Offer a Differentiating Feature as Part of the Subscription
Managing an account doesn’t have to be boring. Go the extra mile by providing a helpful feature that will excite your customers.
This can’t be any kind of feature, though. It must be relevant to how your subscription fits into your customer’s lifestyle.
For example, when we designed the Blue Apron app, we noticed people were saving the physical recipe cards to use in the future. After receiving several shipments, however, the recipe cards became too cumbersome to keep and sort through.
Knowing this, we designed a virtual recipe box that allowed customers to keep the recipes they liked in their account and toss the ones they didn’t. It was simple enough to search and easily accessible on their phones.
Provide Plenty of Pathways for Managing Their Subscription
Your customers’ needs are different and change over time.
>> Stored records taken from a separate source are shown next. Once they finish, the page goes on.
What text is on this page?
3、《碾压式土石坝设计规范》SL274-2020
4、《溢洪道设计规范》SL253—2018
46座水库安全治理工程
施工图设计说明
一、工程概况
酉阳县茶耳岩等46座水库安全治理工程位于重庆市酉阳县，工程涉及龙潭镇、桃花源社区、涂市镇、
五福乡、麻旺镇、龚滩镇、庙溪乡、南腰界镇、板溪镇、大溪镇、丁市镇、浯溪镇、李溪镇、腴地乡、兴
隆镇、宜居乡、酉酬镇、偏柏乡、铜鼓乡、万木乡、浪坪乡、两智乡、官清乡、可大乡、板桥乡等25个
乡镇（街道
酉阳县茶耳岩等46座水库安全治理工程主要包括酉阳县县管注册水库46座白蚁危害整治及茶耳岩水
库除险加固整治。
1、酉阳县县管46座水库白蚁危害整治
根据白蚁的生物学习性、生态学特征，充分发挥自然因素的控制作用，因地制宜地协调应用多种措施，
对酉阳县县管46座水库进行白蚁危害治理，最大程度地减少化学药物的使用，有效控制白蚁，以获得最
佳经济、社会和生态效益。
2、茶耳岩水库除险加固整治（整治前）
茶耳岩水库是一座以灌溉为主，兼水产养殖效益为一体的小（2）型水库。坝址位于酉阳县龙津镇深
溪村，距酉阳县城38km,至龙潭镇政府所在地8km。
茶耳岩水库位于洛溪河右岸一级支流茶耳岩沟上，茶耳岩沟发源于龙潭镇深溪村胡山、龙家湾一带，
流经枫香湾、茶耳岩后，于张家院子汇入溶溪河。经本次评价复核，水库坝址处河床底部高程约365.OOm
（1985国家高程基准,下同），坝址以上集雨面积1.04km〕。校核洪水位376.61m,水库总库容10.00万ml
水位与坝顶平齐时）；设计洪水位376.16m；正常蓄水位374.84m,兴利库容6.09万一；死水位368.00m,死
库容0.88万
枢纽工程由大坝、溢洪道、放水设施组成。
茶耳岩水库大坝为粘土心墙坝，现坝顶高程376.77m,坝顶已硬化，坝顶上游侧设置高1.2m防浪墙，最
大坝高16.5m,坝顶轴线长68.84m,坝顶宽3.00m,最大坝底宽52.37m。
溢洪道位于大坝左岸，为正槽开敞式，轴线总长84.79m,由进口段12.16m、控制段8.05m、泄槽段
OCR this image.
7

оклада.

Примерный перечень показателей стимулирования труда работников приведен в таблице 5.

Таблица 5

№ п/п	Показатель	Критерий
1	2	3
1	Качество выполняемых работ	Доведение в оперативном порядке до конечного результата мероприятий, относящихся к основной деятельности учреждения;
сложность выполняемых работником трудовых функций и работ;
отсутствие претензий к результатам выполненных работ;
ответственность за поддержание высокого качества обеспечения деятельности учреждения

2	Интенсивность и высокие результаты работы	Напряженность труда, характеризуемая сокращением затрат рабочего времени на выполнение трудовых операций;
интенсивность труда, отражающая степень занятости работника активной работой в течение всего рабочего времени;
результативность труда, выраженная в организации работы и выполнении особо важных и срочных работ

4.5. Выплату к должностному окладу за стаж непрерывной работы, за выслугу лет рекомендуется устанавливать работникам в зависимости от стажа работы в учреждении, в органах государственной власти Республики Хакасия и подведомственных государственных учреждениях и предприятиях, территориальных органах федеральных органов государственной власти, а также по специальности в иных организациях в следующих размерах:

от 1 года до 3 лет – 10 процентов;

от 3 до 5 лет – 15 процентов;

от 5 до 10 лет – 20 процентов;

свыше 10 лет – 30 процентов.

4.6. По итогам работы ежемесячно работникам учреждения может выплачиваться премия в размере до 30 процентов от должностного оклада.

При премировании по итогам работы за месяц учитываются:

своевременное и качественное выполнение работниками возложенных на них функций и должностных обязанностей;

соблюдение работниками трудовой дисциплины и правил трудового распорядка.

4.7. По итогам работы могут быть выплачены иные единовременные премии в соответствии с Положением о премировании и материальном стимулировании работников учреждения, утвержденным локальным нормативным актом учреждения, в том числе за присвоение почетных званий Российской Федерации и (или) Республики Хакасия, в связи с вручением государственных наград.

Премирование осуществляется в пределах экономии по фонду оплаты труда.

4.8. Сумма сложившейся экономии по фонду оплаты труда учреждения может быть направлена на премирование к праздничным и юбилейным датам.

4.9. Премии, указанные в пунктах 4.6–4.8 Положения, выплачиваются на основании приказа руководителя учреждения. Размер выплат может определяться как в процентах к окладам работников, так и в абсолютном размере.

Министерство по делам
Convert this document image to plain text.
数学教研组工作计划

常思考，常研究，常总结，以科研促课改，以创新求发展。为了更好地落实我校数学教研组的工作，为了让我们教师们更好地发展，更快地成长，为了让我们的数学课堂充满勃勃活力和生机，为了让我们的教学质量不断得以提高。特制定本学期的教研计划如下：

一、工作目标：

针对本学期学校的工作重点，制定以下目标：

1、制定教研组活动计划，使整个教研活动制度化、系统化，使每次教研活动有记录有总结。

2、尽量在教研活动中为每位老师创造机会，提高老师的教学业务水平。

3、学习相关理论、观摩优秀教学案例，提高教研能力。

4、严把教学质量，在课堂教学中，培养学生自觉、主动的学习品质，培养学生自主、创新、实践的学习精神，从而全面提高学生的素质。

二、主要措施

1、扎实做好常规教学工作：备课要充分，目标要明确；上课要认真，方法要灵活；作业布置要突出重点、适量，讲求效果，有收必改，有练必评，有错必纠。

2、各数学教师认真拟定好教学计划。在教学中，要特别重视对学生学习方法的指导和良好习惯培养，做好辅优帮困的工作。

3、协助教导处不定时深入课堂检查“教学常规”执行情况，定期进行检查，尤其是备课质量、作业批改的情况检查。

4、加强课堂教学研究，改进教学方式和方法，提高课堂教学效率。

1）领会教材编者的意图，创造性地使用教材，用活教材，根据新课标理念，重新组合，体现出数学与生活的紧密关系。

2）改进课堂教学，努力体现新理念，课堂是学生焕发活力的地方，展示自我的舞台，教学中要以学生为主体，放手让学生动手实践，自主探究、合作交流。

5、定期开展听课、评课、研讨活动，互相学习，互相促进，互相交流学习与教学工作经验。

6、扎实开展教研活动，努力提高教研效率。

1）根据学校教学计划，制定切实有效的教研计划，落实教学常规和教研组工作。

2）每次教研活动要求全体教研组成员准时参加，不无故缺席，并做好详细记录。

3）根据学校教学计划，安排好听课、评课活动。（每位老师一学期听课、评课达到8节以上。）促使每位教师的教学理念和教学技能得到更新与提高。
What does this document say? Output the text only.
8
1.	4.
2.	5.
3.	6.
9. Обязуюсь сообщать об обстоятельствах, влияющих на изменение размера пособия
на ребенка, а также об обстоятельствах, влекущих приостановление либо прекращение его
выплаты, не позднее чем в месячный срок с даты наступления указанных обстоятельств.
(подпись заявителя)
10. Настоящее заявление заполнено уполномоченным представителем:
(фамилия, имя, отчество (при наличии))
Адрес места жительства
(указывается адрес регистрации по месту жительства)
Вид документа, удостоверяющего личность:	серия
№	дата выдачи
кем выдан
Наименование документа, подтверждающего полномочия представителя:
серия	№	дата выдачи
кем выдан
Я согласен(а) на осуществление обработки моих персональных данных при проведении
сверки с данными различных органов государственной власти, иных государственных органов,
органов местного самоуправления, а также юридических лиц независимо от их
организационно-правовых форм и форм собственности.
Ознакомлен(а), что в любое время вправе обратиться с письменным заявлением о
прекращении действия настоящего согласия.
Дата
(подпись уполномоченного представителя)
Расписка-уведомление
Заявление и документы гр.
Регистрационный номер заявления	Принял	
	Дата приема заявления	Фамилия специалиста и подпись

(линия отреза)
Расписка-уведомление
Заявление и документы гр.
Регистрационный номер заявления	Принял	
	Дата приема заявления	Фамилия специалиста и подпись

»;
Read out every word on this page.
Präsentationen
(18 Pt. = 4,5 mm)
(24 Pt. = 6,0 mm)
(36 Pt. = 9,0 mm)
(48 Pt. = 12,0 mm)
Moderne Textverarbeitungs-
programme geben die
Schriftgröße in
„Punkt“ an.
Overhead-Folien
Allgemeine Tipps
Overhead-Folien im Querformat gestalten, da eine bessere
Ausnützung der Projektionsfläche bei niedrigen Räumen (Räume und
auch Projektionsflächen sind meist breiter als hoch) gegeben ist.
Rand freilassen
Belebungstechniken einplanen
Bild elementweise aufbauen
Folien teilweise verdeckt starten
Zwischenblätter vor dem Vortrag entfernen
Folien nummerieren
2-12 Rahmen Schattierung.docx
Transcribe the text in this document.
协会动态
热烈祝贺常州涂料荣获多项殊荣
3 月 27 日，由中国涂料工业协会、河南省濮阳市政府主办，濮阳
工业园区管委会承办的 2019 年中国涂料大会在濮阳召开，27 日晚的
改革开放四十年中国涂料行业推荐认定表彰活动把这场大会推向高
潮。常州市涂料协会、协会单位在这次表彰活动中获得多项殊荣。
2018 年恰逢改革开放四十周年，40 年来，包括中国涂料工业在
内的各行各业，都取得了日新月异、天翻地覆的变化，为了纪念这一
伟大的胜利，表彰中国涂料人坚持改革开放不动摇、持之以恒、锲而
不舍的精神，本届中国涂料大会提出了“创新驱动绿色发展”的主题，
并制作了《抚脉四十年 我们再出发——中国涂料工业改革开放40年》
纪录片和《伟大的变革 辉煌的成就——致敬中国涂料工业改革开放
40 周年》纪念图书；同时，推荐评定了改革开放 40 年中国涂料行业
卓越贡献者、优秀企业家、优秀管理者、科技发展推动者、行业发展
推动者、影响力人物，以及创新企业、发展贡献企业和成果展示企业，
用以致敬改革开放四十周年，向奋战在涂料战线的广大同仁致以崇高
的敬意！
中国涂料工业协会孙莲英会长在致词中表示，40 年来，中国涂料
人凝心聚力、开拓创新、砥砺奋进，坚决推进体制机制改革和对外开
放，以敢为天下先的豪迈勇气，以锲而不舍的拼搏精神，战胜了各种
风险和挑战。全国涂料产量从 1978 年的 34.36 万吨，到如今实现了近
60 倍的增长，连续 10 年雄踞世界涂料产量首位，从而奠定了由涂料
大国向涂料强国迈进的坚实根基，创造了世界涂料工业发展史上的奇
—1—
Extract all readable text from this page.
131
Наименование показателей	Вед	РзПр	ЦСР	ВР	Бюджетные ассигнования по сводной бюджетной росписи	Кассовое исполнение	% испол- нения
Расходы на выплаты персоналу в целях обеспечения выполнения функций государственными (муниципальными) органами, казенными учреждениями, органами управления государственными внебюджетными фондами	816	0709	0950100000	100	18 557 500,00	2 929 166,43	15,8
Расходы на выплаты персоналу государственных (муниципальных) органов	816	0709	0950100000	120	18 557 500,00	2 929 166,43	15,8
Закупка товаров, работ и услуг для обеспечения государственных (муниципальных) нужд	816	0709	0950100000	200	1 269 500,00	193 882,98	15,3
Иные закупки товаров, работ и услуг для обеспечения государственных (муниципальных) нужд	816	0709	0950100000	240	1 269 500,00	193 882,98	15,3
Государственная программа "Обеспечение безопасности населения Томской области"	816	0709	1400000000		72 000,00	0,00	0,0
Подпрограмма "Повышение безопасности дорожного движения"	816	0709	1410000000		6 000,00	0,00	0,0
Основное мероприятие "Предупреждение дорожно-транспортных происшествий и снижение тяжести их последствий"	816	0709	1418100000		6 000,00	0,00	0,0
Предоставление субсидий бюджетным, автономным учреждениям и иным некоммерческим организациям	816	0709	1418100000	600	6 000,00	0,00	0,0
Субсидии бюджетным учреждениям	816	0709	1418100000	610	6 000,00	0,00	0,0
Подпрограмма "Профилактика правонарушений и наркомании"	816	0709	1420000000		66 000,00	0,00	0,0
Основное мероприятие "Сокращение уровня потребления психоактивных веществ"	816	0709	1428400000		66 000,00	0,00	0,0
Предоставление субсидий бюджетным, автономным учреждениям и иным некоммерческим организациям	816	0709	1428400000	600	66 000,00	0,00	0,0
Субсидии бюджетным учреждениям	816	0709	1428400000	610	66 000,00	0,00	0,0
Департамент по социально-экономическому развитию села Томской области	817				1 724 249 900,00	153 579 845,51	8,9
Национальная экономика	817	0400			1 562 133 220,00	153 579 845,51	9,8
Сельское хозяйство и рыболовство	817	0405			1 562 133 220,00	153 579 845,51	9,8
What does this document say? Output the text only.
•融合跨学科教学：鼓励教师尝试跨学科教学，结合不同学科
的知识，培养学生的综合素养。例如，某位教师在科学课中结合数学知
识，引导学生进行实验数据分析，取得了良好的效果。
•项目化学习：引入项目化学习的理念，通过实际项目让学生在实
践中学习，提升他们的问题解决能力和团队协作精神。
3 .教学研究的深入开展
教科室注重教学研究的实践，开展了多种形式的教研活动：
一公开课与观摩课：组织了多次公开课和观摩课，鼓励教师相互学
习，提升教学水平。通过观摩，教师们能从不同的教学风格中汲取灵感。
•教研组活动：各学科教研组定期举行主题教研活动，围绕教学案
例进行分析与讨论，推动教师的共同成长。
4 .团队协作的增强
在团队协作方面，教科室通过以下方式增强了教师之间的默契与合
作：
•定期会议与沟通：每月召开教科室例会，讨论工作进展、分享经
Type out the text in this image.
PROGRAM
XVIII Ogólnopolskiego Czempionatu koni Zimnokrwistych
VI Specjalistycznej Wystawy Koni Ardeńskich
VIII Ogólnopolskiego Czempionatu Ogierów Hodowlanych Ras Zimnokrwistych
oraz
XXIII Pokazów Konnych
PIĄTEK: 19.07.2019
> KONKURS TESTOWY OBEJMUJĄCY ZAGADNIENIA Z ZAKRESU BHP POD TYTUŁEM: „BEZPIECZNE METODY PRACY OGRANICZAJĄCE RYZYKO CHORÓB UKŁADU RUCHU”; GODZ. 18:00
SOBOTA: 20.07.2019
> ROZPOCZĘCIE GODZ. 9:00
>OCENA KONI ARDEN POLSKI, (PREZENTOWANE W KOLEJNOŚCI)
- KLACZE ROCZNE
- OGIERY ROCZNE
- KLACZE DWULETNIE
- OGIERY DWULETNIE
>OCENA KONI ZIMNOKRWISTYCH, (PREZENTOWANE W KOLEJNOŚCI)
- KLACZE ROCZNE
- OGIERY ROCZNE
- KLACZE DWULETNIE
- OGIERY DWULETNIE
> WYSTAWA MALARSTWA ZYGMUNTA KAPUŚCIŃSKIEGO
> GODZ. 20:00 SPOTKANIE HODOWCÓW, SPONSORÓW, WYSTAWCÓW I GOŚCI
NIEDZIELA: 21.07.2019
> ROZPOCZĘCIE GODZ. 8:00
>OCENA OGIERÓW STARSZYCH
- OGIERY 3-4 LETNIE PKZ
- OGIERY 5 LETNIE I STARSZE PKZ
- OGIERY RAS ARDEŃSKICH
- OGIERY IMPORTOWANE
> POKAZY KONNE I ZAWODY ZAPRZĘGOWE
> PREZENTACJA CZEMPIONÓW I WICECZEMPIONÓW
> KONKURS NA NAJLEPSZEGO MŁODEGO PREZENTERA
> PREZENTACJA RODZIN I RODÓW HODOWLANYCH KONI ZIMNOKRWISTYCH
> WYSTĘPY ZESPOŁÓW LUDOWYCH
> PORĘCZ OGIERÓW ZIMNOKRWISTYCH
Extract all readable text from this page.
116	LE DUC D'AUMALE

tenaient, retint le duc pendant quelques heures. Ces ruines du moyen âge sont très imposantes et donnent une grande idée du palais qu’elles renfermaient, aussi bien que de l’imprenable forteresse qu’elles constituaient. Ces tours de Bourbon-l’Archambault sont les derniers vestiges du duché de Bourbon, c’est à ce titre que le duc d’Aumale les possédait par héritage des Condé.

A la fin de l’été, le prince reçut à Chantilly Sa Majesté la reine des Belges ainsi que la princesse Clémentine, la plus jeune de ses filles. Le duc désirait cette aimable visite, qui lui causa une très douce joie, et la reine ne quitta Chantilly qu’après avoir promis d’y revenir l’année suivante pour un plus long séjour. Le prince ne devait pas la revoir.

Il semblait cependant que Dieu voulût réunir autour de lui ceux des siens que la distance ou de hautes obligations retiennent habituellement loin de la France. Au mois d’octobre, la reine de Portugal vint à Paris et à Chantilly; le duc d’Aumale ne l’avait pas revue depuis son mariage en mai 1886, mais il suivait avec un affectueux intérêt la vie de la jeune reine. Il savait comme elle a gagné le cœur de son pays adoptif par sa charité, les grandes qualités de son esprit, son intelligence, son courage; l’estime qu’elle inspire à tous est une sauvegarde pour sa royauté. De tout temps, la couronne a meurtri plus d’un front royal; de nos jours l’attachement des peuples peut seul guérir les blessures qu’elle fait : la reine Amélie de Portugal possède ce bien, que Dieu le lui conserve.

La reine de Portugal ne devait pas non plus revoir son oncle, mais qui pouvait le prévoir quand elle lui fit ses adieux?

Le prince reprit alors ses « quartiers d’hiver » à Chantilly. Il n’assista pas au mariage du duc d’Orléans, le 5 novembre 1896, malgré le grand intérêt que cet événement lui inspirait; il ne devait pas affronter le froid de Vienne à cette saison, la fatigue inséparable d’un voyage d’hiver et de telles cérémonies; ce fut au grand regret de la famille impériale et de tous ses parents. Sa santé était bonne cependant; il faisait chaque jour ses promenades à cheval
So giving them multiple ways to manage their subscription and what they receive can go a long way.
Allowing your UI to accommodate different shopping behaviors is an excellent starting place. For example, do your customers like to browse items and save them before making purchase decisions? Or do they shop with a laser focus, preferring shortcuts for adding items?
Your UI should support both behaviors. Doing so accommodates customer preference and improves the subscription management experience.
Another good example is managing shipments. Customers have countless lifestyle reasons to manage their shipments. From vacations to shifting habits and upcoming holidays with family in town, providing multiple pathways to manage shipping cadence is essential. Think about offering them flexible ways to:
- Lengthen or shorten shipping frequencies
- Manually select a new shipping date (any date!)
- Indefinitely pause the subscription
The ButcherBox user experience provides subscribers with multiple ways to manage upcoming shipments. For example, customers can change their frequency and bill date and are prompted to consider delaying their next box in the cancellation flow. Don’t worry; you don’t have to give them every option under the sun (that may complicate what should still be a streamlined user experience). Instead, designing three or four ways to accommodate each task can be enough.
You can’t evolve your subscription service without first strengthening every detail of your customer’s experience. Designing an uncomplicated — even delightful — account management experience goes a long way to ensure their entire experience is rock solid.